Prima di "Bruciare tutto" ascoltiamo l'imputato

Operazione editoriale o argomento tabù? Si è acceso subito il dibattito. Ecco come "risponde" lo scrittore

Da tempo non venivano dedicate paginate culturali a uno scandalo letterario, perché ormai dare vero scandalo è rarissimo nella realtà, figuriamoci in letteratura. Accade ora grazie (o per colpa) a un titolo perentorio apparso sulla Repubblica: «Inaccettabile», in bella vista in prima pagina e dedicato al romanzo di Walter Siti Bruciare tutto (Rizzoli), accanto alla firma della filosofa Michela Marzano.

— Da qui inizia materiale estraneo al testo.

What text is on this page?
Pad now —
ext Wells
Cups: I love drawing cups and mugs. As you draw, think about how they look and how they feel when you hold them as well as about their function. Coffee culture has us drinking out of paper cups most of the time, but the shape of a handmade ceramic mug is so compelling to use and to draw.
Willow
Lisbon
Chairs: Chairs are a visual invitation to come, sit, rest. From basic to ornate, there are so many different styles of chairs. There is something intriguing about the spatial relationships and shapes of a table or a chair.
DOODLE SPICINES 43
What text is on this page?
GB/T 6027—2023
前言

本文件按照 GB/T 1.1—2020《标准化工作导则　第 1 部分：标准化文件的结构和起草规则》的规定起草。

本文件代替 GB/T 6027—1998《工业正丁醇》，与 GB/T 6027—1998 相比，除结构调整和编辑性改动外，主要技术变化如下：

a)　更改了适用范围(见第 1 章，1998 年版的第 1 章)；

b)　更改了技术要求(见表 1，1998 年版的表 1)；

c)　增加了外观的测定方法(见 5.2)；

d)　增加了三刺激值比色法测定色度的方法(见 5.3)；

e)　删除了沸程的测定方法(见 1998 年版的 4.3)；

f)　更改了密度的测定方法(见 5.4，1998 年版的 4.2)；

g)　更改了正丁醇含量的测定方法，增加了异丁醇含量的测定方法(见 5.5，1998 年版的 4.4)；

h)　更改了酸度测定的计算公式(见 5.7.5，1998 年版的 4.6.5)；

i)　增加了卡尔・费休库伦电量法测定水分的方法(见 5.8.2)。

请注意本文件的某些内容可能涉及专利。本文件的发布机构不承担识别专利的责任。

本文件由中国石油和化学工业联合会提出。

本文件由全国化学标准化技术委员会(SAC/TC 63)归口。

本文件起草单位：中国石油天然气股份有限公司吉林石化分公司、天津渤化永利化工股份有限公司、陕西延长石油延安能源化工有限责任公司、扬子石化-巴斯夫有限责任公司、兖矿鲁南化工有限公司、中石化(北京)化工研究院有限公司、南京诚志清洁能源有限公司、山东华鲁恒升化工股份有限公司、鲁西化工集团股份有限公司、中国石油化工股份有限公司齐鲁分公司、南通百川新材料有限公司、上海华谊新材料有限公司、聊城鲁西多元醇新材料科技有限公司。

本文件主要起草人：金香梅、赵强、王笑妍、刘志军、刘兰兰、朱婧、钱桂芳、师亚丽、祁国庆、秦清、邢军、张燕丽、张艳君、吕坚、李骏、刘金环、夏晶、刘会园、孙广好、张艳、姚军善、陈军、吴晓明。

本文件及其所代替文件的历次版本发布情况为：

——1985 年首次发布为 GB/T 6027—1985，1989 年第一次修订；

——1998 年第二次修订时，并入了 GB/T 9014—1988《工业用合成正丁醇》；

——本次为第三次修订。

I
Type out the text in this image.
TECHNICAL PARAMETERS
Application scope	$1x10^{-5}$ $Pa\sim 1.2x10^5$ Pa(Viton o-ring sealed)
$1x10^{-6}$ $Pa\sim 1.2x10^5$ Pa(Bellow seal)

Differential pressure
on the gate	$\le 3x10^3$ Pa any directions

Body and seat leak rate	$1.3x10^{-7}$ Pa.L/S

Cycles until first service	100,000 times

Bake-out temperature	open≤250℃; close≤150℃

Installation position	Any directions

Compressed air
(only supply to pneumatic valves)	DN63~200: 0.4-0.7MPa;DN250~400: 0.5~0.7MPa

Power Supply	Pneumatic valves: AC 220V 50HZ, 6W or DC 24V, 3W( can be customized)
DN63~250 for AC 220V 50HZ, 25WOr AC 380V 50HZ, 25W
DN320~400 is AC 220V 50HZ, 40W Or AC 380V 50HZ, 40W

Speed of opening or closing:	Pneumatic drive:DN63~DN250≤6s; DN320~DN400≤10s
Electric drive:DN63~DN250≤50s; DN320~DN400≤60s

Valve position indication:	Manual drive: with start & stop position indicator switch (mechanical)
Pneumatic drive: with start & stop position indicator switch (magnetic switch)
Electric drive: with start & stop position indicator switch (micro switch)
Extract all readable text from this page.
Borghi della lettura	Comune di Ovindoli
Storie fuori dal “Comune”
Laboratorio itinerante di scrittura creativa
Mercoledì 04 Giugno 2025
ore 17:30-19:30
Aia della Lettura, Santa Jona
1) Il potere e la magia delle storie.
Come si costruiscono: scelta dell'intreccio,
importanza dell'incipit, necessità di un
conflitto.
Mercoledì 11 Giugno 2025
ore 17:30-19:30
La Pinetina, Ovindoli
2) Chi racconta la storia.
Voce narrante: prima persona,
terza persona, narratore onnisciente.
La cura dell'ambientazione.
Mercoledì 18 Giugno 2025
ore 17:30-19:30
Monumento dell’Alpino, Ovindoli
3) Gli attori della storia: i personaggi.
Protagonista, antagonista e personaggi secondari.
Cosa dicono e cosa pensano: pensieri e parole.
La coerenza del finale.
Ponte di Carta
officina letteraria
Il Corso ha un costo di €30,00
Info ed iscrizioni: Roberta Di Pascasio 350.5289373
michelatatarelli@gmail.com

Per ricapitolare, diremo che Marzano legge la storia di Leo Bassoli, prete poco più che trentenne nella Milano contemporanea, ne segue le vicende di pedofilo colpevole in atto una sola volta in passato, ma in potenza tentato continuamente dal suo diavolo custode. Siti si focalizza sulla «strategia di Satana» in un momento cruciale: il piccolo Andrea, figlio di madre alcolista e padre in galera, si affeziona a don Leo, l'unico che gli dia un po' di cuore e un po' di cervello a cui attingere per la sopravvivenza. Andrea perciò gli chiede amore, sapendo bene che per il prete questo potrebbe significare amplesso. Don Leo non cede e Andrea si suicida, sentendosi rifiutato. Le scene di pedofilia immaginata, desiderata, addirittura invocata contro Dio, hanno scandalizzato Marzano, anch'essa in libreria in questi giorni con il suo primo romanzo: il romanzo si chiama L'amore che mi resta (Einaudi). Anche qui si uccide una figlia, Giada, e anche qui si medita religiosamente sul perché l'amore non possa rimettere insieme persino i pezzi di una psiche storta in modo strutturale. Marzano leggendo Siti però si scandalizza al punto da bollare con scomunica inappellabile il romanzo e la conseguente possibile diseducazione di coloro nelle cui inesperte o infantili mani potrebbe capitare. La condanna investe la letteratura tutta nel momento in cui si dedica a tale compito scandalizzatore e in parte si estende all'editore di Siti, che si presta a tale «operazione». E nell'ambiente si sa che quando viene usata la temuta parola «operazione» ci si riferisce senza meno a marketing, a vendite, a strategia commerciale, non certo alla letteratura alta e onesta.

Ed ecco scatenarsi le molteplici posizioni. Emanuele Trevi sul Corriere invoca l'autonomia del personaggio rispetto all'autore: «Il pessimismo antropologico di Siti... punta il dito sulla fatale discrepanza tra ciò che crediamo di essere e gli eventi che dovrebbero rendere reali quelle convinzioni». Ida Bozzi indaga il tema assieme a vari critici per capire se l'estetica abbia un'etica e viceversa. Le dice Massimo Onofri: «Se un libro riesce a consegnarci il male, questa può essere una operazione molto nobile». Per Giulio Ferroni invece: «C'è pure tanta cattiva scrittura che si compiace di mostrare e di soddisfare curiosità morbose... La letteratura deve resistere alle finestre d'orrore che pure ci sono». Interviene persino Lidia Ravera, proprio quella di Porci con le ali: «Non esistono i limiti della letteratura, la letteratura è il limite a se medesima». Mentre Marco Belpoliti sulla Repubblica si appella a Pasolini e ai suoi processati Ragazzi di vita, poi assolti «nell'Italietta democristiana». E tutti chiamano a giudizio, dall'alto delle condanne del passato, Jonathan Littell, Philip Roth, Bret Easton Ellis.

Quel che stupisce però nell'esplosione del dibattito non è la posizione subito trovata, da critici e non, a fronte di un libro che invece chiede tempo, e parecchio, almeno per una riflessione. A partire dalle domande che si è posta la Marzano e a cascata tutti gli altri ci viene da dire: ma non è che Siti qualche risposta l'abbia già data? Sì, l'ha data, in coda al volume, in tre pagine sono poche? Sono tante? L'importante è che ci siano di note e ringraziamenti finali che riportiamo in questa stessa pagina. Ora, se è vero che molti, quasi tutti (come sottolineava ieri ancora sulla Repubblica Paolo di Paolo) quelli che hanno poi alzato gli scudi in difesa o contro Bruciare tutto, il libro non lo hanno (ancora?) letto, sorge il sospetto che men che meno abbiano letto quelle conclusioni. Siti di fede ne saprà poco, ma una cosa l'ha imparata: chiedete, e vi sarà dato. Poi ognuno giudichi come vuole le risposte.